In de eerste plaats vraagt hier onze aandacht het Nieuwe Testament. Hier zien wij dat herhaaldelijk sprake is van „de schriften” (Matth. 26 : 54; Marc. 14 : 49; Luc. 24 : 32, 45; Joh. 5 : 39; Hand. 17 : 2, 11; 18 : 24, 28; Rom. 15:4; 1 Cor. 15 : 3, 4), door welke uitdrukking het Oude Testament als een eigen groep van geschriften, vormende een apart geheel, onderscheiden van andere geschriften, gekenschetst wordt. Al bizonder duidelijk is dit in Matth. 21 : 42, waar een citaat uit Ps. 118 wordt gegeven als voorkomende „in de schriften”, zonder dat daaraan eenige nadere preciseering wordt toegevoegd. En deze zelfde schriften worden ook weer herhaaldelijk in het enkelvoud aangeduid als „de Schrift” (Joh. 2 : 22; 7 : 38, 42; 10:35; 17 : 12; 19 : 28; 20 : 9; Rom. 4 : 3; 10 : 11 ; 11 : 2; Gal. 3 : 8, 22; 4 : 30; 1 Tim. 5 : 18; Jac. 2:8; 4:5, 6); terwijl, gelijk we boven reeds aanwezen, in 2 Cor. 3 :14 ook de benaming „het Oude Testament” reeds voorkomt. Dat deze schriften, die zulk een afzonderlijke gesloten eenheid vormen, ook Goddelijk gezag hebben blijkt onmiskenbaar hieruit dat het daaruit geciteerde met een eenvoudig „er is geschreven” wordt aangevoerd als het eind van alle tegenspreking (Matth. 4:4, 7, 10; 21 : 13; Marc. 11 : 17; Luc. 4:4, 8, 12; 19 : 46; 20 : 17; 24 : 46; Hand. 23 : 5; Rom. 12 : 19; 14 : 11 ; 1 Cor. 1 : 19; 3 : 19, 20; Gal. 3 : 10—13; 4 : 22, 27, 30; 1 Petr. 1 : 16). De apostelen erkennen een profetie van Jesaja als een Goddelijk gebod tot hen gericht (Hand. 13 : 47), en de Heiland zelf verklaart uitdrukkelijk dat de Schrift niet kan gebroken worden (Joh. 10 : 34).
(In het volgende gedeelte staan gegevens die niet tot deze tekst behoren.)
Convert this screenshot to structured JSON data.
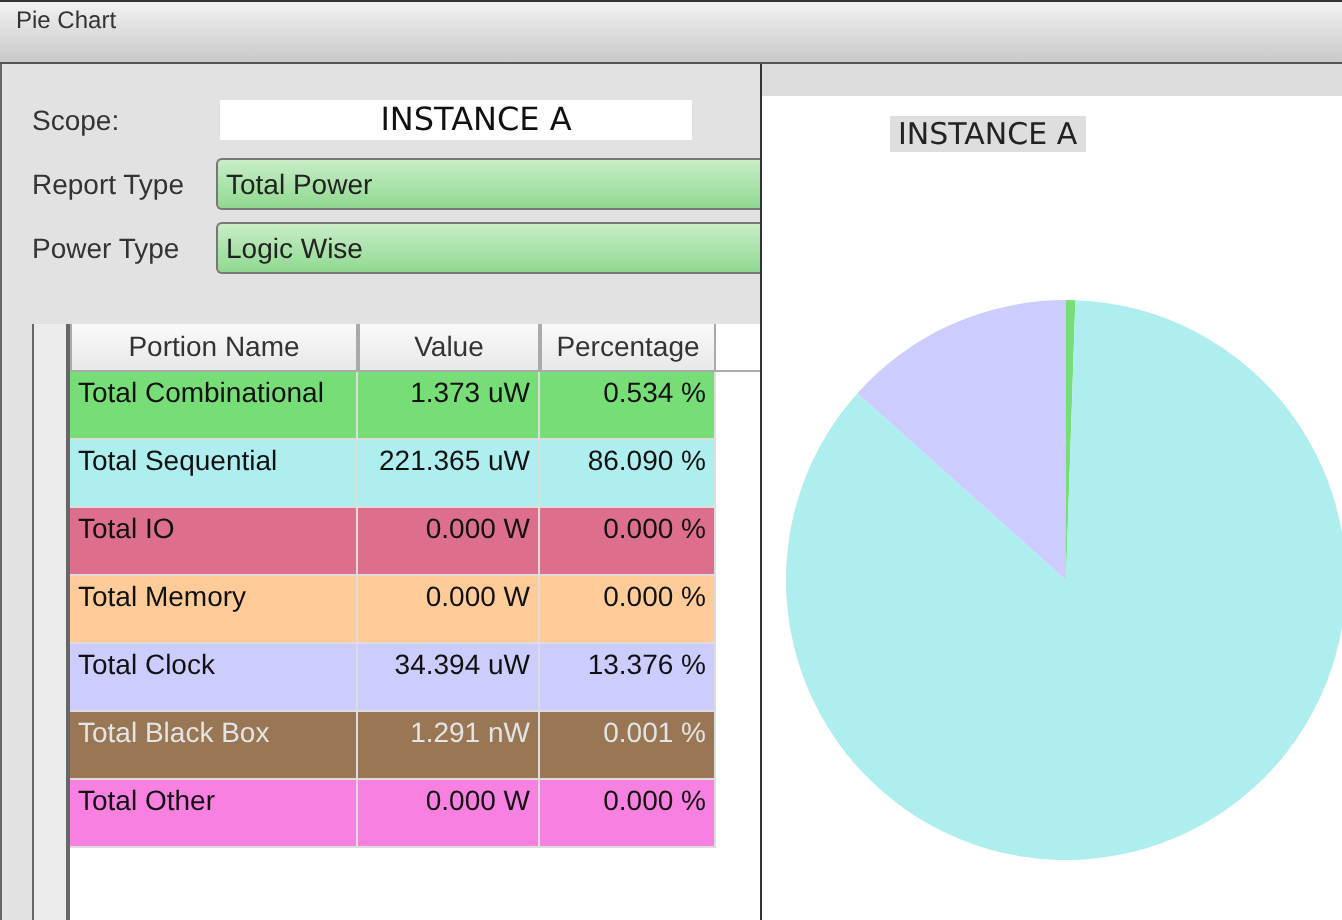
{
  "window": {
    "title": "Pie Chart"
  },
  "form": {
    "scope_label": "Scope:",
    "scope_value": "INSTANCE A",
    "report_type_label": "Report Type",
    "report_type_value": "Total Power",
    "power_type_label": "Power Type",
    "power_type_value": "Logic Wise"
  },
  "table": {
    "columns": [
      "Portion Name",
      "Value",
      "Percentage"
    ],
    "rows": [
      {
        "name": "Total Combinational",
        "value": "1.373 uW",
        "percentage": "0.534 %",
        "color": "#77dd77"
      },
      {
        "name": "Total Sequential",
        "value": "221.365 uW",
        "percentage": "86.090 %",
        "color": "#aeeeee"
      },
      {
        "name": "Total IO",
        "value": "0.000 W",
        "percentage": "0.000 %",
        "color": "#dd6f8c"
      },
      {
        "name": "Total Memory",
        "value": "0.000 W",
        "percentage": "0.000 %",
        "color": "#ffcc99"
      },
      {
        "name": "Total Clock",
        "value": "34.394 uW",
        "percentage": "13.376 %",
        "color": "#ccccff"
      },
      {
        "name": "Total Black Box",
        "value": "1.291 nW",
        "percentage": "0.001 %",
        "color": "#997755"
      },
      {
        "name": "Total Other",
        "value": "0.000 W",
        "percentage": "0.000 %",
        "color": "#f880e0"
      }
    ]
  },
  "chart": {
    "title": "INSTANCE A"
  }
}
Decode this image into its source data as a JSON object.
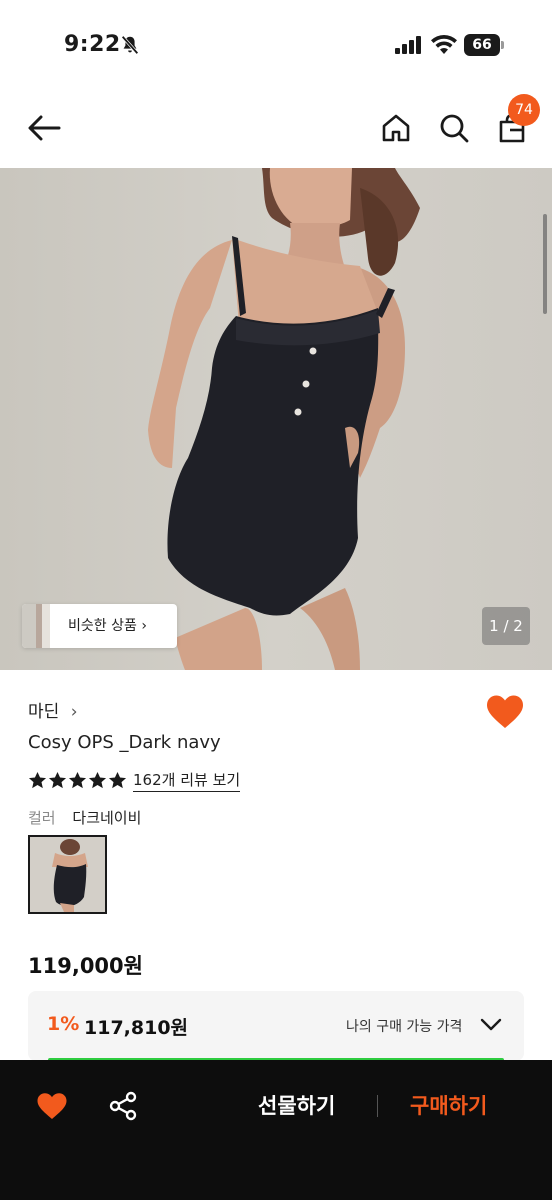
{
  "status_bar": {
    "time": "9:22",
    "battery": "66"
  },
  "nav": {
    "cart_count": "74"
  },
  "gallery": {
    "similar_label": "비슷한 상품",
    "counter": "1 / 2"
  },
  "product": {
    "brand": "마딘",
    "name": "Cosy OPS _Dark navy",
    "rating": 5,
    "review_link": "162개 리뷰 보기",
    "color_label": "컬러",
    "color_value": "다크네이비",
    "price": "119,000원",
    "my_price": {
      "discount": "1%",
      "price": "117,810원",
      "label": "나의 구매 가능 가격"
    }
  },
  "bottom_bar": {
    "gift_label": "선물하기",
    "buy_label": "구매하기"
  },
  "colors": {
    "accent": "#f25a1d",
    "bottom_bar_bg": "#0d0d0d",
    "progress_green": "#2ecc40"
  }
}
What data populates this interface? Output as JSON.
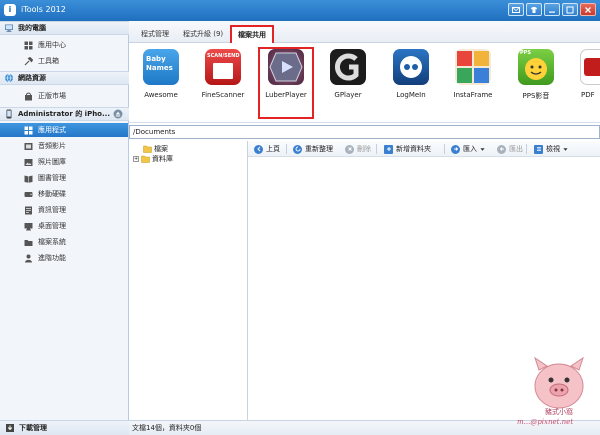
{
  "window": {
    "title": "iTools 2012",
    "app_icon_glyph": "i"
  },
  "sidebar": {
    "section_my_computer": "我的電腦",
    "my_computer_items": [
      {
        "label": "應用中心",
        "icon": "apps-grid-icon"
      },
      {
        "label": "工具箱",
        "icon": "tools-icon"
      }
    ],
    "section_network": "網路資源",
    "network_items": [
      {
        "label": "正版市場",
        "icon": "store-icon"
      }
    ],
    "device_name": "Administrator 的 iPho...",
    "device_items": [
      {
        "label": "應用程式",
        "icon": "apps-grid-icon",
        "selected": true
      },
      {
        "label": "音頻影片",
        "icon": "film-icon"
      },
      {
        "label": "照片圖庫",
        "icon": "photo-icon"
      },
      {
        "label": "圖書管理",
        "icon": "book-icon"
      },
      {
        "label": "移動硬碟",
        "icon": "disk-icon"
      },
      {
        "label": "資訊管理",
        "icon": "info-icon"
      },
      {
        "label": "桌面管理",
        "icon": "desktop-icon"
      },
      {
        "label": "檔案系統",
        "icon": "folder-icon"
      },
      {
        "label": "進階功能",
        "icon": "advanced-icon"
      }
    ],
    "download_label": "下載管理"
  },
  "tabs": [
    {
      "label": "程式管理",
      "active": false
    },
    {
      "label": "程式升級 (9)",
      "active": false
    },
    {
      "label": "檔案共用",
      "active": true
    }
  ],
  "apps": [
    {
      "label": "Awesome",
      "icon_text": "Baby Names",
      "color": "#2f8fd8"
    },
    {
      "label": "FineScanner",
      "icon_text": "SCAN/SEND",
      "color": "#d82a2a"
    },
    {
      "label": "LuberPlayer",
      "icon_text": "",
      "color": "#6b3a5e",
      "highlighted": true
    },
    {
      "label": "GPlayer",
      "icon_text": "",
      "color": "#2a2a2a"
    },
    {
      "label": "LogMeIn",
      "icon_text": "",
      "color": "#1c5fa8"
    },
    {
      "label": "InstaFrame",
      "icon_text": "",
      "color": "#e8463c"
    },
    {
      "label": "PPS影音",
      "icon_text": "PPS",
      "color": "#58b030"
    },
    {
      "label": "PDF",
      "icon_text": "",
      "color": "#c21d1d"
    }
  ],
  "path": "/Documents",
  "tree": [
    {
      "label": "檔案"
    },
    {
      "label": "資料庫"
    }
  ],
  "toolbar": {
    "up": "上頁",
    "refresh": "重新整理",
    "delete": "刪除",
    "new_folder": "新增資料夾",
    "import": "匯入",
    "export": "匯出",
    "view": "檢視"
  },
  "status": "文檔14個，資料夾0個",
  "watermark": {
    "line1": "豬式小窩",
    "line2": "m...@pixnet.net"
  },
  "colors": {
    "accent": "#2477c8",
    "highlight": "#e32424"
  }
}
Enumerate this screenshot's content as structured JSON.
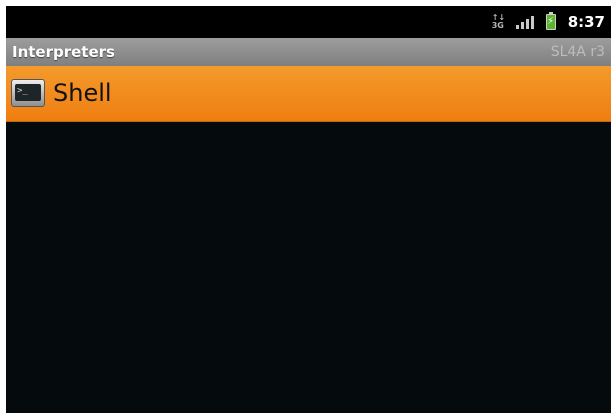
{
  "status_bar": {
    "network_label": "3G",
    "icons": [
      "3g-icon",
      "signal-icon",
      "battery-charging-icon"
    ],
    "time": "8:37"
  },
  "title_bar": {
    "title": "Interpreters",
    "version": "SL4A r3"
  },
  "interpreters": [
    {
      "label": "Shell",
      "icon": "terminal-icon",
      "selected": true
    }
  ],
  "colors": {
    "selection": "#ef8a1a",
    "background": "#050b0c",
    "title_bar": "#8c8c8c"
  }
}
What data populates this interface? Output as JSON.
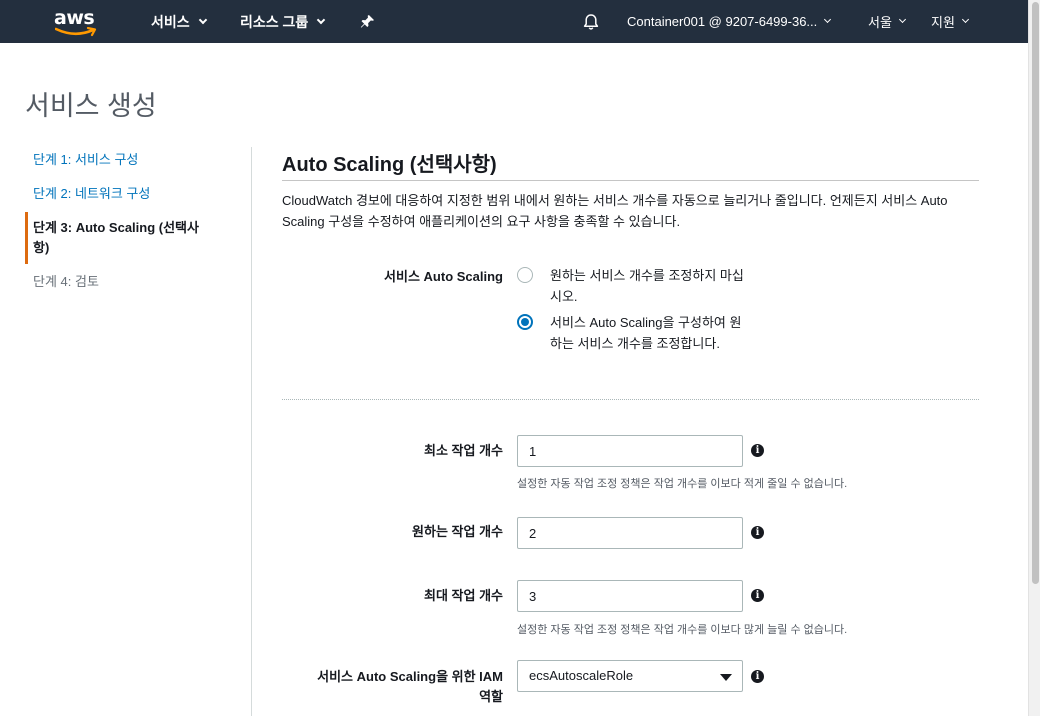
{
  "nav": {
    "logo": "aws",
    "services": "서비스",
    "resource_groups": "리소스 그룹",
    "account": "Container001 @ 9207-6499-36...",
    "region": "서울",
    "support": "지원"
  },
  "page": {
    "title": "서비스 생성"
  },
  "steps": [
    {
      "label": "단계 1: 서비스 구성"
    },
    {
      "label": "단계 2: 네트워크 구성"
    },
    {
      "label": "단계 3: Auto Scaling (선택사항)"
    },
    {
      "label": "단계 4: 검토"
    }
  ],
  "main": {
    "section_title": "Auto Scaling (선택사항)",
    "description": "CloudWatch 경보에 대응하여 지정한 범위 내에서 원하는 서비스 개수를 자동으로 늘리거나 줄입니다. 언제든지 서비스 Auto Scaling 구성을 수정하여 애플리케이션의 요구 사항을 충족할 수 있습니다.",
    "service_auto_scaling_label": "서비스 Auto Scaling",
    "radio_options": [
      {
        "label": "원하는 서비스 개수를 조정하지 마십시오.",
        "selected": false
      },
      {
        "label": "서비스 Auto Scaling을 구성하여 원하는 서비스 개수를 조정합니다.",
        "selected": true
      }
    ],
    "min_tasks": {
      "label": "최소 작업 개수",
      "value": "1",
      "hint": "설정한 자동 작업 조정 정책은 작업 개수를 이보다 적게 줄일 수 없습니다."
    },
    "desired_tasks": {
      "label": "원하는 작업 개수",
      "value": "2"
    },
    "max_tasks": {
      "label": "최대 작업 개수",
      "value": "3",
      "hint": "설정한 자동 작업 조정 정책은 작업 개수를 이보다 많게 늘릴 수 없습니다."
    },
    "iam_role": {
      "label": "서비스 Auto Scaling을 위한 IAM 역할",
      "value": "ecsAutoscaleRole"
    },
    "info_glyph": "i"
  },
  "colors": {
    "nav_bg": "#232f3e",
    "link": "#0073bb",
    "active_step_bar": "#dd6b10",
    "aws_smile": "#ff9900"
  }
}
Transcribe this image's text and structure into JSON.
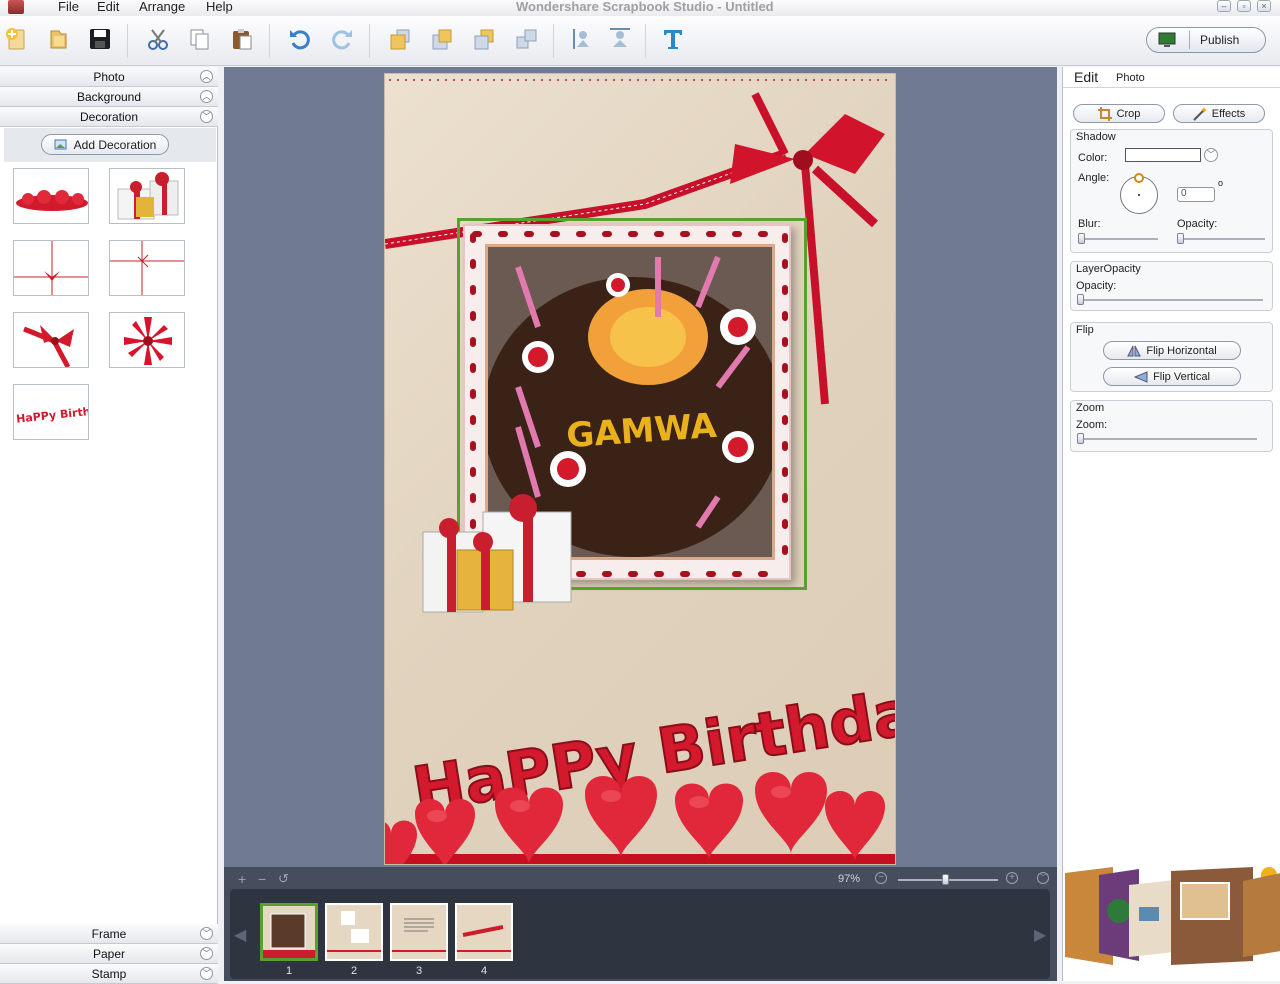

Nu zou echter de vraag gedaan kunnen worden, of wij wel zekerheid hebben dat die Schriften van wier eenheid en Goddelijkheid het Nieuwe Testament zoo duidelijk spreekt metterdaad geheel dezelfde zijn als de Schriften des Ouden Testaments; en of het niet zou kunnen zijn dat de Schriften waarop het Nieuwe Testament doelt ietwat meer of minder in omvang waren dan ons Oude Testament? Het is waar, dat er enkele boeken van het Oude Testament zijn waaruit in het Nieuwe nooit eenige aanhaling wordt gedaan: Esther, Prediker, Hooglied, Ezra, Nehemia, Obadja, Nahum en Zefanja, maar dit bewijst niet dat deze destijds niet tot den Oud-Testamentischen Canon behoorden. Wel is het opmerkelijk dat in heel het Nieuwe Testament nooit uiteen ander boek iets met gezag wordt aangehaald, dat niet tot het Oude Testament behoort. Doch dit bewijst eveneens nog niet met volstrekte zekerheid dat geen zoodanig boek tot de in het Nieuwe Testament bedoelde „Schriften” gerekend werd. Niettemin is er wel een gegeven in het Nieuwe Testament dat zooal niet met dwingende zekerheid dan toch met buitengemeen sterke waarschijnlijkheid leidt tot de slotsom dat de Oud-Testamentische Canon daar precies dezelfde is als de onze. Wij lezen dat de Heiland in Matth. 23 : 35 en Luc. 11 : 51 spreekt van „al het rechtvaardige bloed dat vergoten is op de aarde, van het bloed des rechtvaardigen Abels af, tot op het bloed van Zacharia den zoon van Barachia welken (de Joden) gedood (hebben) tusschen den tempel en het altaar”. De moord op Zacharia wordt beschreven in 2 Kron. 24:21, en dit is naar de indeeling en volgorde van het Hebreeuwsche Oude Testament de laatste plaats waar van een bloeddaad wordt gewag gemaakt (Kronieken is het laatste boek).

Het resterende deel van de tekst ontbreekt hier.